O processo de reorientação ao aqui e agora permite discriminar as múltiplas camadas dos eventos que mantém nosso sofrimento e daqueles que geram felicidade em nós e nos demais. A partir da familiarização com essa habilidade, pode ser que percebamos que basta uma respirada antes de responder para que a vida conjugal já se beneficie; que uma pergunta a si mesmo ou a outra pessoa já inaugura novas rotas de ação mais benéficas. Podemos perceber que nos deparamos em momentos com a ausência de alternativas, que realmente não sabemos fazer outra coisa diferente e por isso os resultados não têm sido diferentes, e que é preciso aprender coisas novas. É possível ainda que percebamos que há alternativas mas elas não dependem tanto de nós quanto achávamos ou gostaríamos – e que teremos de mudar de um foco individual para algo mais amplo – o ambiente em que estamos interagindo. Pode ser até que nos deparemos com a total ausência de alternativas para mudar ou eliminar algo que nos faz sofrer, reconhecendo porém que é possível mudar a forma como respondemos ao sofrimento quando vem.
Boa parte do que fazemos na psicoterapia é, portanto, um convite sempre renovado a voltar-se para o presente para se tornar mais apto a agir de modo consciente. Na terapia primeiro, porque é onde estamos treinando; e depois na vida toda que é onde mais importa. É algo mais ou menos nessa linha: Veja, escute, sinta. Você está aqui e agora. Isto importa. Importa o que está experimentando neste momento, importa quais lembranças ou receios lhe surgem agora, importa como experimenta seus impulsos neste instante. Importa como se enxerga aqui e que histórias conta sobre si mesmo agora, e importa como, diante de tudo isso que está aqui e agora, você quer agir ou não agir no momento presente. Você está aqui e agora, e o que lhe ocorre? O que quer fazer disso tudo que está presente? Lembre-se do caminho para estar aqui e agora, pois é neste mesmo espaço e tempo, aqui e agora, que você estará quando estiver na entrevista de emprego, na conversa com a família, ou no momento decisivo no seu trabalho. E é deste mesmo aqui e agora, que se renova a cada instante ao longo da vida, que você poderá escolher desistir ou recomeçar; que poderá optar entre tensionar ou relaxar diante da dor, que poderá escolher falar ou calar diante da oportunidade. Momento após momento, sempre há uma nova oportunidade de estar aqui e agora. Tomar consciência e escolher dentre as possibilidades que se abrem mediante a contemplação atenta é um meio para construir condições para que o próximo agora seja melhor do que este, para si mesmo e para os demais.

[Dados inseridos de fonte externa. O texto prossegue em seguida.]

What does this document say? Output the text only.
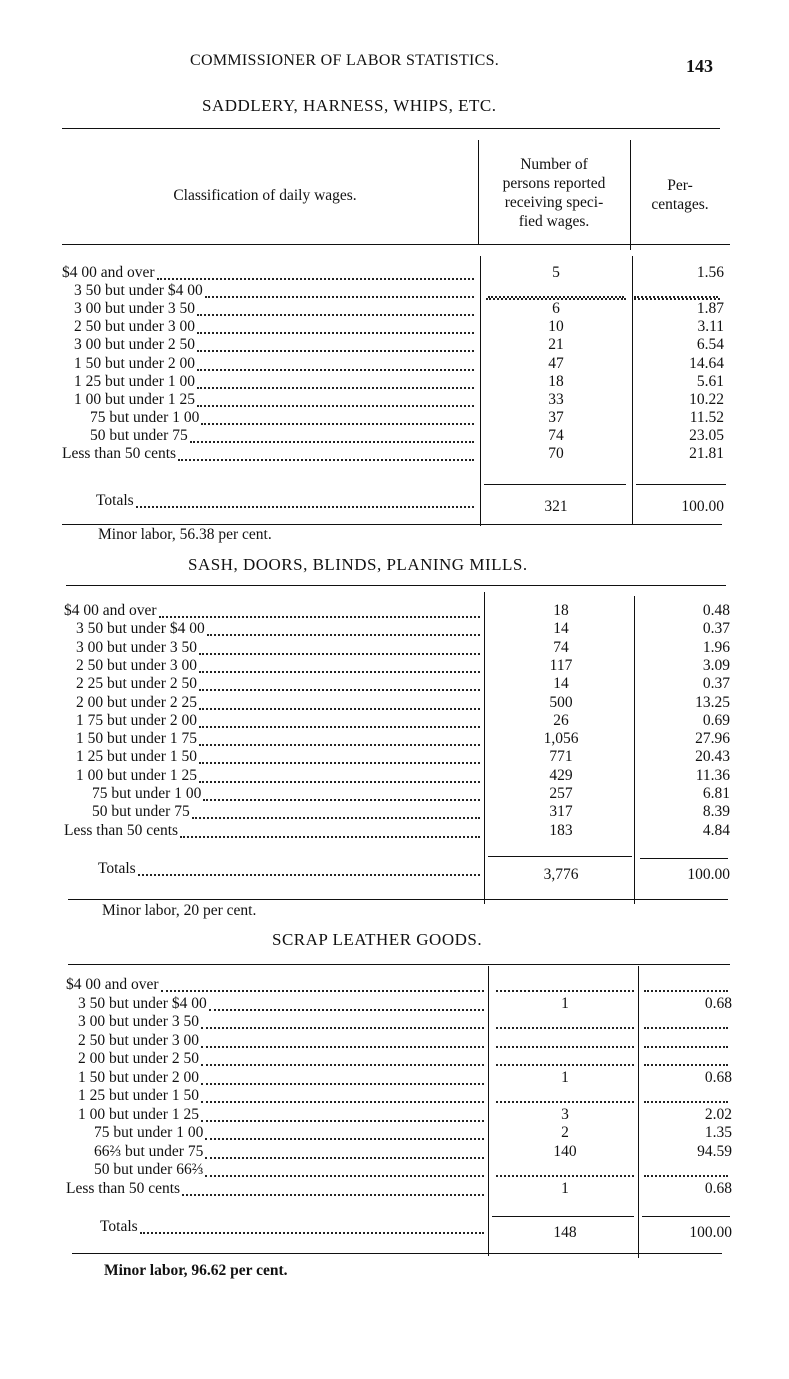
COMMISSIONER OF LABOR STATISTICS.	143
SADDLERY, HARNESS, WHIPS, ETC.
Classification of daily wages.
Number of
persons reported
receiving speci-
fied wages.
Per-
centages.
$4 00 and over	5	1.56
3 50 but under $4 00
3 00 but under 3 50	6	1.87
2 50 but under 3 00	10	3.11
3 00 but under 2 50	21	6.54
1 50 but under 2 00	47	14.64
1 25 but under 1 00	18	5.61
1 00 but under 1 25	33	10.22
75 but under 1 00	37	11.52
50 but under 75	74	23.05
Less than 50 cents	70	21.81
Totals	321	100.00
Minor labor, 56.38 per cent.
SASH, DOORS, BLINDS, PLANING MILLS.
$4 00 and over	18	0.48
3 50 but under $4 00	14	0.37
3 00 but under 3 50	74	1.96
2 50 but under 3 00	117	3.09
2 25 but under 2 50	14	0.37
2 00 but under 2 25	500	13.25
1 75 but under 2 00	26	0.69
1 50 but under 1 75	1,056	27.96
1 25 but under 1 50	771	20.43
1 00 but under 1 25	429	11.36
75 but under 1 00	257	6.81
50 but under 75	317	8.39
Less than 50 cents	183	4.84
Totals	3,776	100.00
Minor labor, 20 per cent.
SCRAP LEATHER GOODS.
$4 00 and over
3 50 but under $4 00	1	0.68
3 00 but under 3 50
2 50 but under 3 00
2 00 but under 2 50
1 50 but under 2 00	1	0.68
1 25 but under 1 50
1 00 but under 1 25	3	2.02
75 but under 1 00	2	1.35
66⅔ but under 75	140	94.59
50 but under 66⅔
Less than 50 cents	1	0.68
Totals	148	100.00
Minor labor, 96.62 per cent.
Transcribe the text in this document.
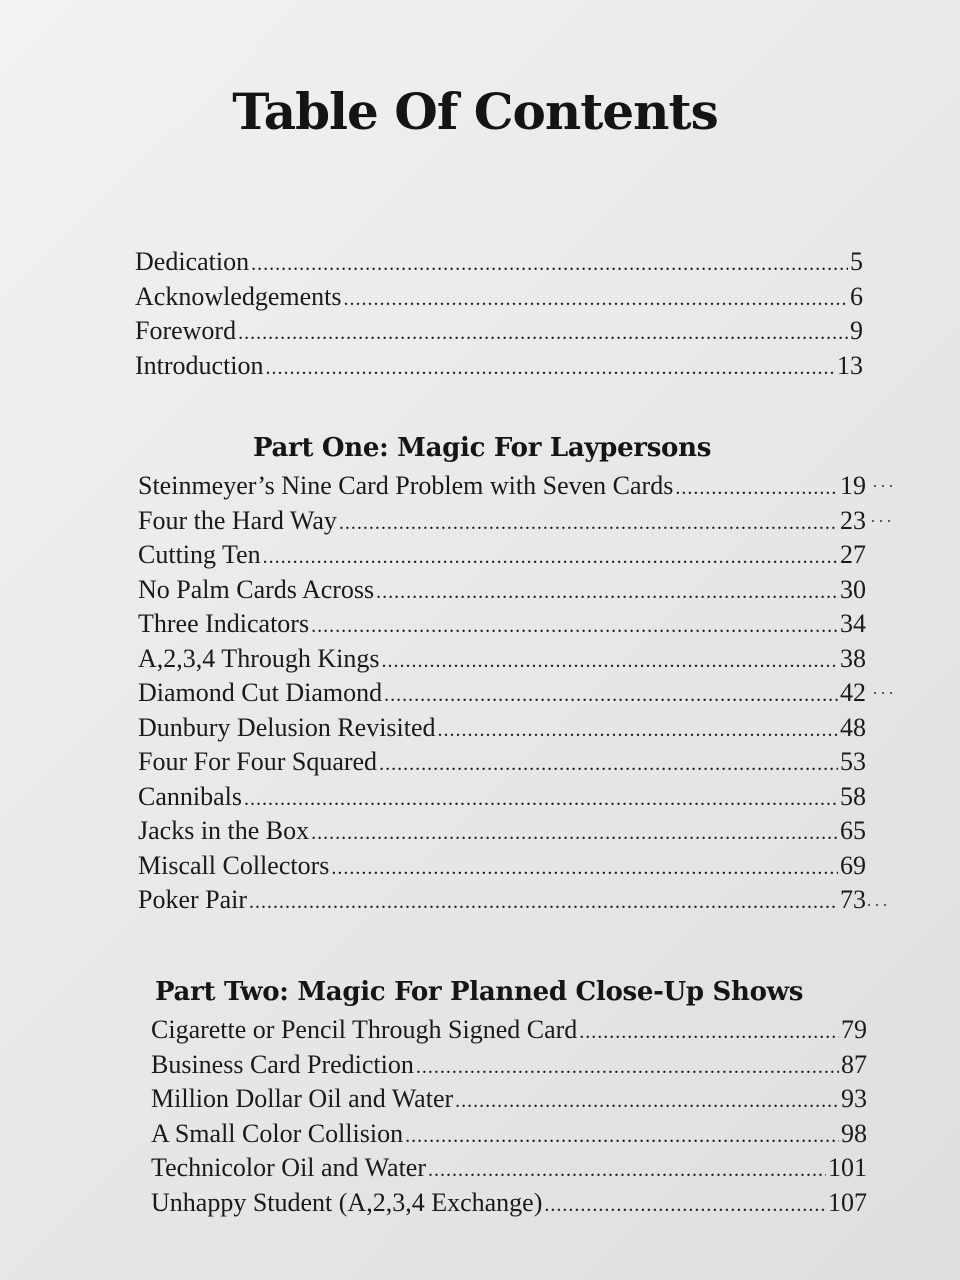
Table Of Contents
Dedication .....	5
Acknowledgements .....	6
Foreword .....	9
Introduction .....	13
Part One: Magic For Laypersons
Steinmeyer’s Nine Card Problem with Seven Cards .....	19
Four the Hard Way .....	23
Cutting Ten .....	27
No Palm Cards Across .....	30
Three Indicators .....	34
A,2,3,4 Through Kings .....	38
Diamond Cut Diamond .....	42
Dunbury Delusion Revisited .....	48
Four For Four Squared .....	53
Cannibals .....	58
Jacks in the Box .....	65
Miscall Collectors .....	69
Poker Pair .....	73
Part Two: Magic For Planned Close-Up Shows
Cigarette or Pencil Through Signed Card .....	79
Business Card Prediction .....	87
Million Dollar Oil and Water .....	93
A Small Color Collision .....	98
Technicolor Oil and Water .....	101
Unhappy Student (A,2,3,4 Exchange) .....	107
···
···
···
···
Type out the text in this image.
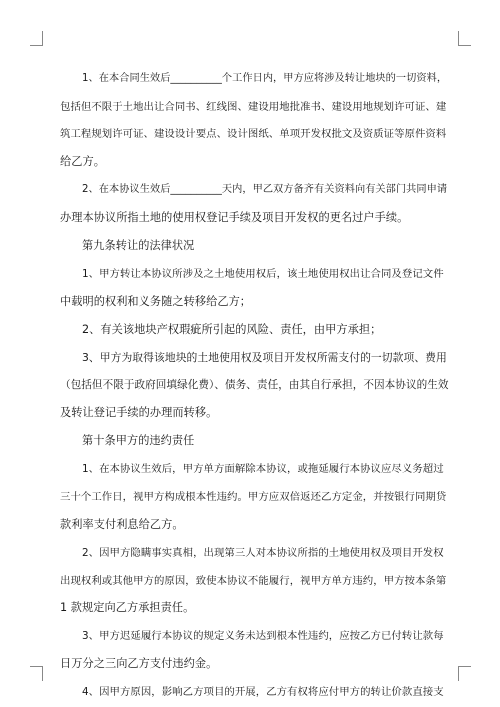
1、在本合同生效后__________个工作日内，甲方应将涉及转让地块的一切资料，
包括但不限于土地出让合同书、红线图、建设用地批准书、建设用地规划许可证、建
筑工程规划许可证、建设设计要点、设计图纸、单项开发权批文及资质证等原件资料
给乙方。
2、在本协议生效后__________天内，甲乙双方备齐有关资料向有关部门共同申请
办理本协议所指土地的使用权登记手续及项目开发权的更名过户手续。
第九条转让的法律状况
1、甲方转让本协议所涉及之土地使用权后，该土地使用权出让合同及登记文件
中载明的权利和义务随之转移给乙方；
2、有关该地块产权瑕疵所引起的风险、责任，由甲方承担；
3、甲方为取得该地块的土地使用权及项目开发权所需支付的一切款项、费用
（包括但不限于政府回填绿化费）、债务、责任，由其自行承担，不因本协议的生效
及转让登记手续的办理而转移。
第十条甲方的违约责任
1、在本协议生效后，甲方单方面解除本协议，或拖延履行本协议应尽义务超过
三十个工作日，视甲方构成根本性违约。甲方应双倍返还乙方定金，并按银行同期贷
款利率支付利息给乙方。
2、因甲方隐瞒事实真相，出现第三人对本协议所指的土地使用权及项目开发权
出现权利或其他甲方的原因，致使本协议不能履行，视甲方单方违约，甲方按本条第
1 款规定向乙方承担责任。
3、甲方迟延履行本协议的规定义务未达到根本性违约，应按乙方已付转让款每
日万分之三向乙方支付违约金。
4、因甲方原因，影响乙方项目的开展，乙方有权将应付甲方的转让价款直接支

Inúmeras são as descobertas que nos esperam se iniciarmos a aventura de descobrir o que o agora nos traz, momento a momento. Aqui entra um ponto quase paradoxal e muito bonito: essas habilidades de redirecionar a atenção para o agora são essencialmente focadas em contemplar o que é, e não em mudar as coisas, mas a partir delas é que a mudança acontece. À primeira vista, parece que uma não pode resultar na outra. Ocorre que, ao aprendermos a reconhecer quando estamos no presente, nos tornamos capazes de realmente entrar em cena em nossas próprias vidas, ou seja, da contemplação emergem as bases para a mudança, um instante por vez.